Elizabeth (and thanks for her measured response) is correct in part of her assessment that books take a long time to write and publish. I’m sure that when the editor and authors started these books in Spring 2008, they’re thinking was that 6.0 would indeed be a stable release by early 2009 (if not sooner) and they were aiming for that. But clearly along the way we dropped the ball on checking references to things like the non-existent “6.0.0 stable.”

In the Beginning PHP6, MySQL, Apache book, I can actually understand the rationale not to cover Unicode there. Given that Unicode is primarily valuable to someone internationalizing a site or localizing it for multiple languages – topics that I wouldn’t consider “Beginning” level – I can see why it wasn’t covered. (Before becoming associate publisher, I was actually our ASP.NET editor for most of the last 5 years and we don’t for example cover internationalization/localization in our Beginning ASP.NET 3.5.) So we want to have a book that Beginning level customers understand will work with PHP6 if that’s the version they’re using, but we didn’t communicate right what that meant in this context where there weren’t major new v6 features at the level we thought a beginner would need.

The professional book stumps me more.
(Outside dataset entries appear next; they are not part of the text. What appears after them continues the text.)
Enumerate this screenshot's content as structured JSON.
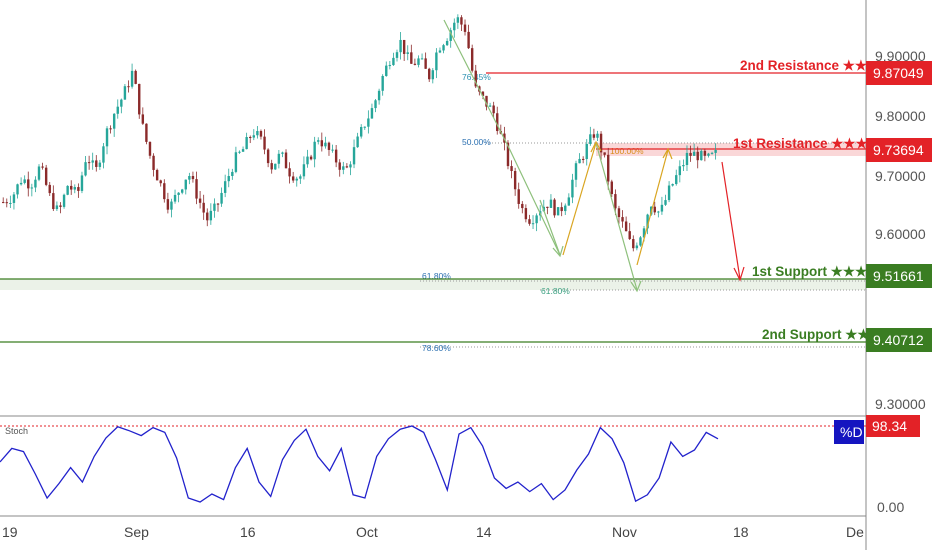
{
  "chart_data": {
    "type": "candlestick",
    "title": "",
    "price_axis": {
      "ticks": [
        "9.90000",
        "9.80000",
        "9.70000",
        "9.60000",
        "9.30000"
      ],
      "ylim": [
        9.27,
        9.97
      ]
    },
    "date_axis": {
      "ticks": [
        "19",
        "Sep",
        "16",
        "Oct",
        "14",
        "Nov",
        "18",
        "De"
      ]
    },
    "levels": [
      {
        "name": "2nd Resistance ★★",
        "value": "9.87049",
        "price": 9.87049,
        "kind": "resistance",
        "color": "#e32227"
      },
      {
        "name": "1st Resistance ★★★",
        "value": "9.73694",
        "price": 9.73694,
        "kind": "resistance",
        "color": "#e32227"
      },
      {
        "name": "1st Support ★★★",
        "value": "9.51661",
        "price": 9.51661,
        "kind": "support",
        "color": "#3a7d22"
      },
      {
        "name": "2nd Support ★★",
        "value": "9.40712",
        "price": 9.40712,
        "kind": "support",
        "color": "#3a7d22"
      }
    ],
    "fib_labels": [
      "76.45%",
      "50.00%",
      "100.00%",
      "61.80%",
      "61.80%",
      "78.60%"
    ],
    "price_path": [
      9.63,
      9.64,
      9.67,
      9.66,
      9.69,
      9.64,
      9.61,
      9.66,
      9.64,
      9.71,
      9.68,
      9.74,
      9.78,
      9.81,
      9.85,
      9.76,
      9.7,
      9.66,
      9.62,
      9.65,
      9.68,
      9.64,
      9.6,
      9.62,
      9.66,
      9.7,
      9.72,
      9.75,
      9.73,
      9.69,
      9.71,
      9.68,
      9.67,
      9.7,
      9.74,
      9.72,
      9.7,
      9.68,
      9.72,
      9.76,
      9.79,
      9.84,
      9.88,
      9.9,
      9.86,
      9.87,
      9.84,
      9.89,
      9.91,
      9.94,
      9.92,
      9.82,
      9.8,
      9.78,
      9.73,
      9.67,
      9.62,
      9.6,
      9.62,
      9.63,
      9.61,
      9.64,
      9.69,
      9.72,
      9.75,
      9.7,
      9.62,
      9.59,
      9.55,
      9.58,
      9.63,
      9.61,
      9.65,
      9.68,
      9.71,
      9.71,
      9.7,
      9.71
    ],
    "oscillator": {
      "name": "Stoch",
      "current": "98.34",
      "line_label": "%D",
      "zero_label": "0.00",
      "values": [
        55,
        72,
        68,
        40,
        10,
        28,
        48,
        30,
        62,
        85,
        99,
        94,
        88,
        98,
        92,
        60,
        10,
        5,
        15,
        8,
        48,
        72,
        30,
        12,
        58,
        82,
        96,
        62,
        44,
        72,
        14,
        10,
        62,
        84,
        96,
        100,
        92,
        58,
        20,
        90,
        98,
        75,
        35,
        22,
        30,
        18,
        28,
        8,
        20,
        45,
        65,
        98,
        84,
        54,
        6,
        14,
        35,
        80,
        62,
        70,
        92,
        84
      ]
    },
    "colors": {
      "up": "#26a69a",
      "down": "#8b2a2a",
      "resistance": "#e32227",
      "support": "#3a7d22",
      "oscillator": "#2222cc"
    }
  }
}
It’s hard for me to understand how that book doesn’t have a chapter on Unicode. It looks like an oversight by everyone involved in the book.

So where do we go from here and get better than this to eventually prove we’re worthy of better than when @bicatu says “That reminds me why I've never bought a Wrox book?”

First, I’ve asked the team involved with Beginning PHP6 scheduled to ship to the printer this week to pull that book back, to read your post and the subsequent twitter discussion and to make sure we aren’t making the same mistake a third time. I want the author and editors to provide a level of confidence that the PHP6 features that should be covered are, that the discussion of the current state of PHP6 is accurate, and the that the title, subtitle, and marketing copy on the book and online accurately reflects what is and isn’t covered.